IO DE JANEIRO – In Brazil water and electricity go together, and two years of scant rainfall have left tens of millions of people on the verge of water and power rationing, boosting arguments for the need to fight deforestation in the Amazon rainforest.

Two-thirds of Brazil’s electricity comes from dammed rivers, whose water levels have dropped alarmingly. The crisis has triggered renewed concern over climate change and the need to reforest river banks, and has given rise to new debate about the country’s energy system.

“Energy sources must be diversified and we have to reduce dependency on hydroelectric stations and fossil fuel-powered thermoelectric plants, in order to deal with more and more frequent extreme climate events,” the vice president of the non-governmental Vitae Civilis Institute, Delcio Rodrigues, told Tierramérica.

Hydroelectricity accounted for nearly 90 percent of the country’s electric power until the 2001 “blackout”, which forced the authorities to adopt rationing measures for eight months. Since then, the more expensive and dirtier thermal power has grown, to create a more stable electricity supply.

Today, thermal plants, which are mainly fueled by oil, provide 28 percent of the country’s power, compared to the 66.3 percent that comes from hydroelectricity.

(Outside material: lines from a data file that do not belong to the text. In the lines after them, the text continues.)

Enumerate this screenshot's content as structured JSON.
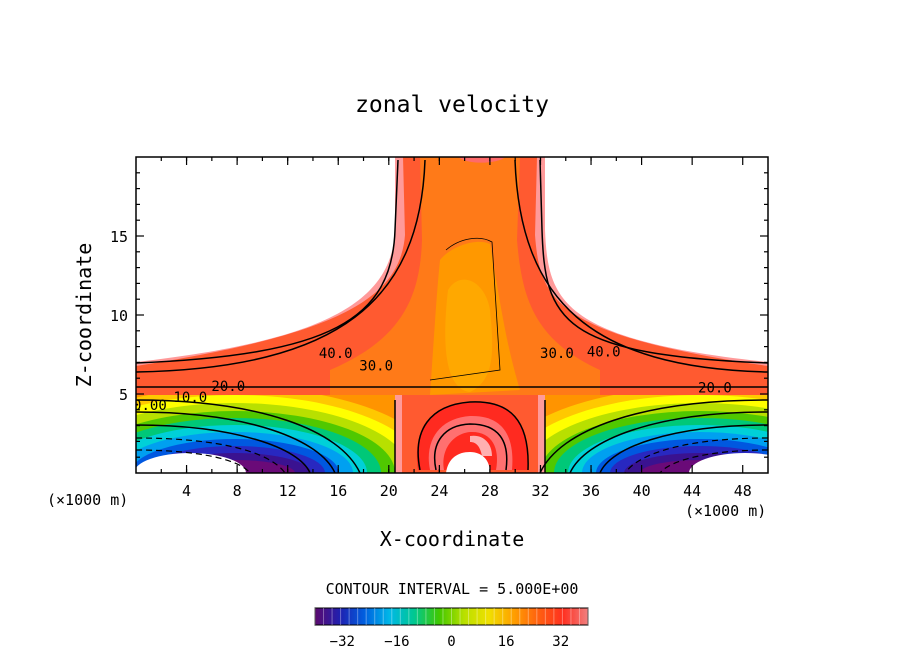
{
  "chart_data": {
    "type": "contour",
    "title": "zonal velocity",
    "xlabel": "X-coordinate",
    "ylabel": "Z-coordinate",
    "x_unit_left": "(×1000 m)",
    "x_unit_right": "(×1000 m)",
    "xlim": [
      0,
      50
    ],
    "ylim": [
      0,
      20
    ],
    "x_ticks": [
      4,
      8,
      12,
      16,
      20,
      24,
      28,
      32,
      36,
      40,
      44,
      48
    ],
    "x_tick_labels": [
      "4",
      "8",
      "12",
      "16",
      "20",
      "24",
      "28",
      "32",
      "36",
      "40",
      "44",
      "48"
    ],
    "y_ticks": [
      5,
      10,
      15
    ],
    "y_tick_labels": [
      "5",
      "10",
      "15"
    ],
    "contour_interval_text": "CONTOUR INTERVAL = 5.000E+00",
    "contour_labels": [
      {
        "text": "40.0",
        "x": 15.8,
        "z": 7.6
      },
      {
        "text": "30.0",
        "x": 19.0,
        "z": 6.8
      },
      {
        "text": "20.0",
        "x": 7.3,
        "z": 5.5
      },
      {
        "text": "10.0",
        "x": 4.3,
        "z": 4.8
      },
      {
        "text": "0.00",
        "x": 1.1,
        "z": 4.3
      },
      {
        "text": "30.0",
        "x": 33.3,
        "z": 7.6
      },
      {
        "text": "40.0",
        "x": 37.0,
        "z": 7.7
      },
      {
        "text": "20.0",
        "x": 45.8,
        "z": 5.4
      }
    ],
    "colorbar": {
      "min": -40,
      "max": 40,
      "ticks": [
        -32,
        -16,
        0,
        16,
        32
      ],
      "tick_labels": [
        "−32",
        "−16",
        "0",
        "16",
        "32"
      ],
      "colors": [
        "#5c0a6e",
        "#2020b0",
        "#0060e0",
        "#00b8e8",
        "#00c890",
        "#40c800",
        "#b8e000",
        "#f0e000",
        "#ffa000",
        "#ff6010",
        "#ff3020",
        "#f08080"
      ]
    }
  }
}
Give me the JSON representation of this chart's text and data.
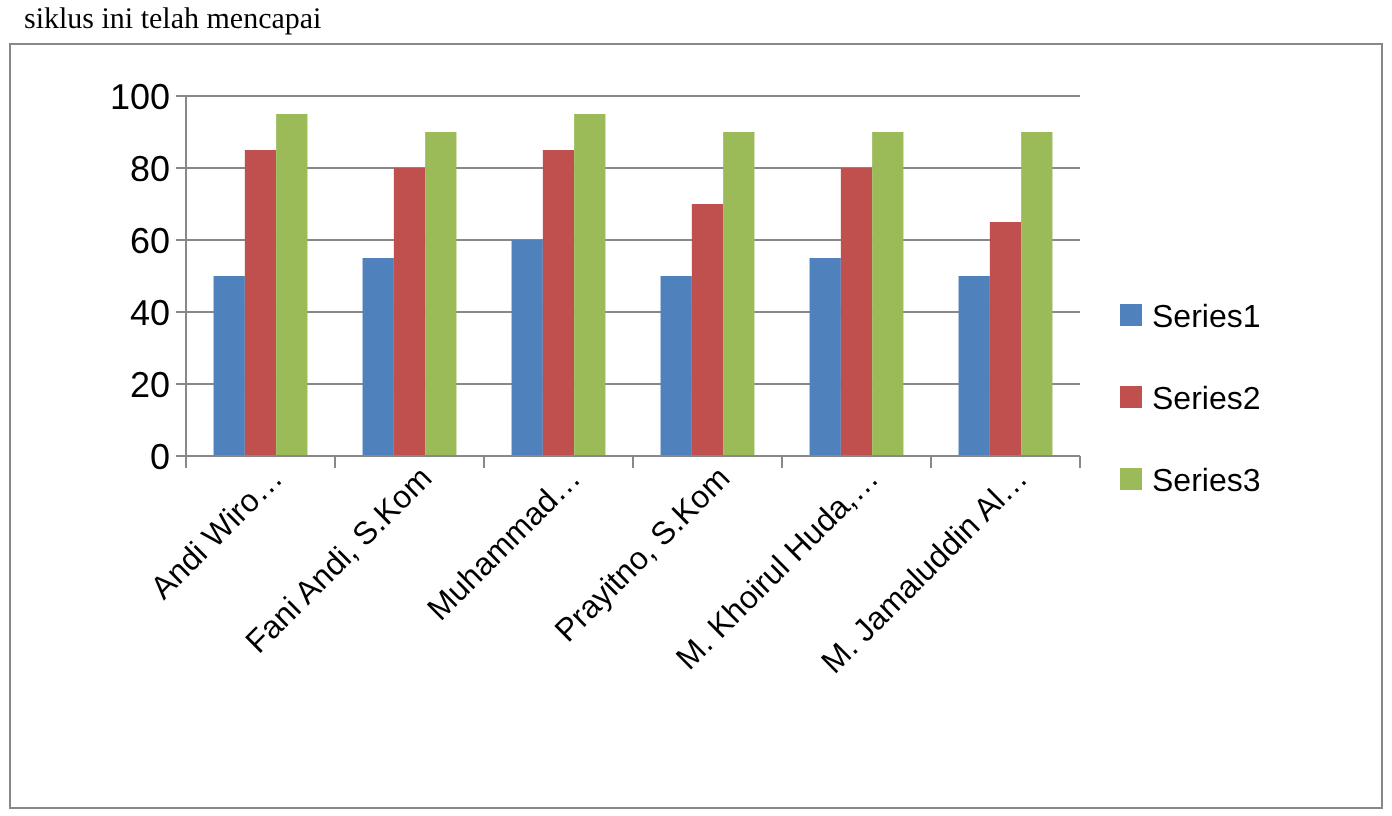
{
  "chart_data": {
    "type": "bar",
    "annotations": [
      "siklus ini telah mencapai"
    ],
    "categories": [
      "Andi Wiro…",
      "Fani Andi, S.Kom",
      "Muhammad…",
      "Prayitno, S.Kom",
      "M. Khoirul Huda,…",
      "M. Jamaluddin Al…"
    ],
    "series": [
      {
        "name": "Series1",
        "color": "#4f81bd",
        "values": [
          50,
          55,
          60,
          50,
          55,
          50
        ]
      },
      {
        "name": "Series2",
        "color": "#c0504d",
        "values": [
          85,
          80,
          85,
          70,
          80,
          65
        ]
      },
      {
        "name": "Series3",
        "color": "#9bbb59",
        "values": [
          95,
          90,
          95,
          90,
          90,
          90
        ]
      }
    ],
    "ylim": [
      0,
      100
    ],
    "yticks": [
      0,
      20,
      40,
      60,
      80,
      100
    ],
    "grid": "y",
    "legend": "right"
  }
}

Advocates of hydropower call for a return to large dams, whose reservoirs have a capacity to weather lengthy droughts. The instability in supply is due, they argue, to the plants of the past, which could only retain water for a limited amount of time due to environmental regulations.

But “the biggest reservoir of water is forests,” said Rodrigues, explaining that without deforestation, which affects all watersheds, more water would be retained in the soil, which would keep levels up in the rivers.

“Forests are a source, means and end of water flows, because they produce continental atmospheric moisture and help rain infiltrate the soil, which accumulates water, and they protect reservoirs,” said climate researcher Antonio Donato Nobre.

“In the Amazon, 27 percent of the forest is affected by degradation and 20 percent by total clear-cutting,” said Nobre, with the Amazon Research Institute and the National Institute for Space Research.

That fuels forest fires. “Fires didn’t used to penetrate moist areas in the rainforest that were still green, but now they do; they advance into the forest, burning immense extensions of land,” he told Tierramérica.